Pre-pandemic me would have welcomed that idea with arms wide open; I could finally dedicate some time to making art, reading books, and watching every film in existence — the absolute dream. Or so I thought until the time for me to do all that actually came. COVID-19 metaphorically pushed me into the deep end of the pool with no warning: suddenly I was not where I was before and the only thing I could focus on was keeping my head afloat. 

Once that unfamiliar threat of the virus appeared, people panicked. COVID-19 took away peace of mind from everyone I knew, myself included. Lives came to a halt as businesses shut down and almost everything moved online. Simply caring for my physical and mental health cost more energy than what I was used to. School, the sole reason for seeing my friends and teachers, closed down, yet the pressure to keep the same pace as in-person classes remained untouched. However, a push into a pool only feels chaotic until the initial shock wears off. 

Soon after quarantine started, I grew familiar with the physical isolation and the virtual classes.
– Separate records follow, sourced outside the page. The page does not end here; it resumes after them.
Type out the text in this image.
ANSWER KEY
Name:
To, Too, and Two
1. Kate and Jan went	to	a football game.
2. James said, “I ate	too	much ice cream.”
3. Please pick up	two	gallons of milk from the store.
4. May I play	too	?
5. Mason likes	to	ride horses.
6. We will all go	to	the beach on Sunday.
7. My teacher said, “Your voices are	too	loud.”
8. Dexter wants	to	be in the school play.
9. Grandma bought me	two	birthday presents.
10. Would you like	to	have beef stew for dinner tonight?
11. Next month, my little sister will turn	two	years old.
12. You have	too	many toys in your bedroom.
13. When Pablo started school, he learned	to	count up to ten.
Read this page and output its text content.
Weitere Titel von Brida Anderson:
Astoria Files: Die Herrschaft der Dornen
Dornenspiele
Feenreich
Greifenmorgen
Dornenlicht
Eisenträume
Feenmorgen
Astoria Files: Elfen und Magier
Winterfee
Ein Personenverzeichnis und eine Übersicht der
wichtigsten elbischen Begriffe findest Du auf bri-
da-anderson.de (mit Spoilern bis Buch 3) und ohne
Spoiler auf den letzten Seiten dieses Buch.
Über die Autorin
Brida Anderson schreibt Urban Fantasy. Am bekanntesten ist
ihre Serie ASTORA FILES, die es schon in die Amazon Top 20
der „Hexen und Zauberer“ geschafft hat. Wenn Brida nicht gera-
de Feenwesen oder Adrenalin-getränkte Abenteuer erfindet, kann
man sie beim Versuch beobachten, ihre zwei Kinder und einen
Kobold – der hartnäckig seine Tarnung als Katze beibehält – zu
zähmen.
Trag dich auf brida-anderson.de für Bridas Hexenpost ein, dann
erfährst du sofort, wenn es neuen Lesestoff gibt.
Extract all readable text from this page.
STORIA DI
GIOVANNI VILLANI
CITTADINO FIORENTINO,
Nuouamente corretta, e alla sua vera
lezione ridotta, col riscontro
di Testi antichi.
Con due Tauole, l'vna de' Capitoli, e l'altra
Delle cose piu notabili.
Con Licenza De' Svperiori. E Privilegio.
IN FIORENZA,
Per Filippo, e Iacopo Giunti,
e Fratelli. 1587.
I cooked my own meals, studied on my own time, and made my own daily routine. I even got to pick up a new hobby and finally catch up on those Netflix shows everyone else was watching, but after completing them came an empty feeling in my gut. I was lonely. Quarantining started to feel normal, but dealing with the anxieties and fine problems of it all never got any easier. 

Despite that, I found that getting in touch with my friends and family made me feel comforted. Speaking with them helped me realize I was not as alone in my struggles as the physical isolation made me believe. Even just receiving a simple good morning text or a relatable TikTok was enough to remind me that there are people I could rely on. Of course, I also think that listening to what other people have to say and supporting them is important. It gives me a sense of connection because I can relate to what they are feeling.      

The more time I spend in isolation, the more I miss being with the people I love. Like they say, absence makes the heart grow fonder. Having a year to reflect gave me a deeper appreciation for those who have supported me throughout my life and for things that I never gave a second thought to that proved essential, like technology and the opportunity to learn. I find strength in knowing that people are going through this tough time together, wrestling with their own problems, but continue to move forward in the same direction.